Project Euler (in case you haven't clicked on the link above) is a good way to exercise your programming chops. The problems are maths based but generally can't be solved with pen and paper as they involve too much work. For example, the first problem is "Find the sum of all multiples of 3 or 5 below 1000", and a simple C++ solutions is:
 int total = 0;
 for (int i=0; i<1000; i++) {
  if ((i%3==0) || (i%5==0)) {
   total += i;
  }
 }
 cout << "Answer is " << total << endl;
They get progressively more difficult from there but the emphasis stays on algorithms as opposed to mathematics.

To get started, here's my solution to Problem 24.


What is the millionth lexicographic permutation of the digits 0, 1, 2, 3, 4, 5, 6, 7, 8 and 9?
I began by thinking about the simple case of the permutations of the digits 0, 1, and 2, let's say we want to find the fourth permutation. There are 3! (i.e. 6) elements in the list, and listed in lexicographic order they are:

012, 021, 102, 120, 201, 210

We can split the list into three sub-sections: two elements beginning with 0, two beginning with 1, and two beginning with 2. It's easy to see that the fourth element in the list is in the second of these sub-sections. Stated in terms of a zero indexed array: position 3 in the array is in position 1 of the array of sub-sections. We can use the size of these sub-sections, 2!, to calculate this result as 3/2! = 1 (because integers are truncated after division this works when the numbers don't divide evenly). The elements in this sub-sections start with the digit 1 and so the first digit of the answer is a 1.

Now we descend into the sub-section 102, 120. We just need to remove the digit 1 from the list of digits we're considering, recalculate the number of elements in this sub-section, and recalculated the position of our answer in this sub-section, then we can repeat the process until we've got the answer. The array is one element shorter than before so the new size is 2!. We can essentially discount all sub-sections before the one we're now in so the new position is the previous position minus 2!*1. Repeating the process brings us to the fourth element, 120.

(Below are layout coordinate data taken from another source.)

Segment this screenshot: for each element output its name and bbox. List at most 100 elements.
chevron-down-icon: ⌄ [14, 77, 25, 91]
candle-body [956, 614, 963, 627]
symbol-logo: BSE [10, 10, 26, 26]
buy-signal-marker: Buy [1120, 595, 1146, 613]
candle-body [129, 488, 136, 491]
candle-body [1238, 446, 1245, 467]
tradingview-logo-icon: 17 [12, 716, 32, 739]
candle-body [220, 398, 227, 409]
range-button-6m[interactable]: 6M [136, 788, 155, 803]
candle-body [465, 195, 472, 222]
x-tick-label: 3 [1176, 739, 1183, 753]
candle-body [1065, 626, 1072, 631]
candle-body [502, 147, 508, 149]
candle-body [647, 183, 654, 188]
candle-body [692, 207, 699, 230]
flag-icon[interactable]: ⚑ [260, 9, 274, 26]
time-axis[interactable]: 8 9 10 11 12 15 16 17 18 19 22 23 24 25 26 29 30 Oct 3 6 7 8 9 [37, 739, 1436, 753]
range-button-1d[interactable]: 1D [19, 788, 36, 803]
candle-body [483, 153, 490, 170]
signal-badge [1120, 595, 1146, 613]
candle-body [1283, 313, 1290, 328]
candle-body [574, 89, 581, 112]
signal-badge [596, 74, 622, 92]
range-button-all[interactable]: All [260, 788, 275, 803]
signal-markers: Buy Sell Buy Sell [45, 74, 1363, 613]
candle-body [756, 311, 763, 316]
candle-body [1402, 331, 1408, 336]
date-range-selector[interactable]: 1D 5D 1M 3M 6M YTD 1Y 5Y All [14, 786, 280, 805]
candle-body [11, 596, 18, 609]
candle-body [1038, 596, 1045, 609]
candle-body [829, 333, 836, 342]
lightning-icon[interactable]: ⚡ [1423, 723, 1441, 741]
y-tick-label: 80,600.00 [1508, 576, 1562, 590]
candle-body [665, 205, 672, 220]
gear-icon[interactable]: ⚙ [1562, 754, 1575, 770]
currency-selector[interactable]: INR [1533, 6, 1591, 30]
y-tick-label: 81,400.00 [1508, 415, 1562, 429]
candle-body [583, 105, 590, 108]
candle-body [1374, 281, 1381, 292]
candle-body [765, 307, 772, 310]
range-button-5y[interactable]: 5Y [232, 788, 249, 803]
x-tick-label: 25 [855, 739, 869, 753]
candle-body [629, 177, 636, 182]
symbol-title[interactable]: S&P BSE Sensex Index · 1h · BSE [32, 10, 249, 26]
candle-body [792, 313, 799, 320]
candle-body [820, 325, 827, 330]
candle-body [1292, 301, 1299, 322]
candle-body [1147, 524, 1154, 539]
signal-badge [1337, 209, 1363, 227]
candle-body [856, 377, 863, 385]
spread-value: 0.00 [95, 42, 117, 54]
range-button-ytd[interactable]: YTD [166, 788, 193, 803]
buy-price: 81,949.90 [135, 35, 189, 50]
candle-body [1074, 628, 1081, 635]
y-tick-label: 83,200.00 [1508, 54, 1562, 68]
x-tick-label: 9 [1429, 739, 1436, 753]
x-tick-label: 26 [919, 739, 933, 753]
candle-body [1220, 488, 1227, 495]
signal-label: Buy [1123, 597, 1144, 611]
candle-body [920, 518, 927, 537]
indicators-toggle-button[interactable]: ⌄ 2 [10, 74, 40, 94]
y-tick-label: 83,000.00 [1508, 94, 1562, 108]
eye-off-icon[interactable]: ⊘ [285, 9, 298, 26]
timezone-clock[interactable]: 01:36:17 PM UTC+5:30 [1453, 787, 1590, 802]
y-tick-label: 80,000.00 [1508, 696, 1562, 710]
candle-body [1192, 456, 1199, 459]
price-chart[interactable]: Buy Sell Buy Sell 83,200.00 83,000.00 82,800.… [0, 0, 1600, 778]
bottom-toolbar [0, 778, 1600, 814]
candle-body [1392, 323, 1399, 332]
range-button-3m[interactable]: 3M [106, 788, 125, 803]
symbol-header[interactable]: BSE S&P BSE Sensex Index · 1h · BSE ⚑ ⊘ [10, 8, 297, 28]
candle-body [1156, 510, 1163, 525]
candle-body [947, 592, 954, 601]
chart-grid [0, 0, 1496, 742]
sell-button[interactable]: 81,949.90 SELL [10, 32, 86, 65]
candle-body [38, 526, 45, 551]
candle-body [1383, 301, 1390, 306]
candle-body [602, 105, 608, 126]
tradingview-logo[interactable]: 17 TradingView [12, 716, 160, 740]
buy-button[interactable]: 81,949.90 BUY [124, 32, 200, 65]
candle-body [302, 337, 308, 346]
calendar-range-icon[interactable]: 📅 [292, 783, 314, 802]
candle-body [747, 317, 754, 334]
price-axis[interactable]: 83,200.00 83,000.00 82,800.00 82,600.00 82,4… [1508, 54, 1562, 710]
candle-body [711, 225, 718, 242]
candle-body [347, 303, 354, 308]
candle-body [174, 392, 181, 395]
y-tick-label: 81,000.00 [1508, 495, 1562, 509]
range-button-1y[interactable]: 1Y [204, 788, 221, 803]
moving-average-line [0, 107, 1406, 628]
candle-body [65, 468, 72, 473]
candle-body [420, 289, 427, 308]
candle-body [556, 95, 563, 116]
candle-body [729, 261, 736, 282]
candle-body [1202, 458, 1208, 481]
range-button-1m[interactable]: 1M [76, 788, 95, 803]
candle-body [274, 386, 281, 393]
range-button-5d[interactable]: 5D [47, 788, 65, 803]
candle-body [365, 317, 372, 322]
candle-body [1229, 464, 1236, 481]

This 3 digit example is trivial but the algorithm can be applied to a list with an arbitrary number of digits. Here's the C++ code to find the 1,000,000th lexicographic permutation of the digits 0 to 9:
auto pos = 999999; // 1,000,000th position, zero indexed
uint numDigits = 10;
vector<uint> digits(numDigits);
emuint n = 0;
generate(digits.begin(), digits.end(), [&n](){return n++;});

cout << "Answer is ";
for (uint i=numDigits; i>1; i--) {
  uint nextDigit = pos/Factorial(i-1);
  cout << digits[nextDigit];
  digits.erase(digits.begin()+nextDigit);
  pos -= nextDigit*Factorial(i-1);
}
cout << digits[0] << endl;
Note, this uses a factorial function, like one you could find here.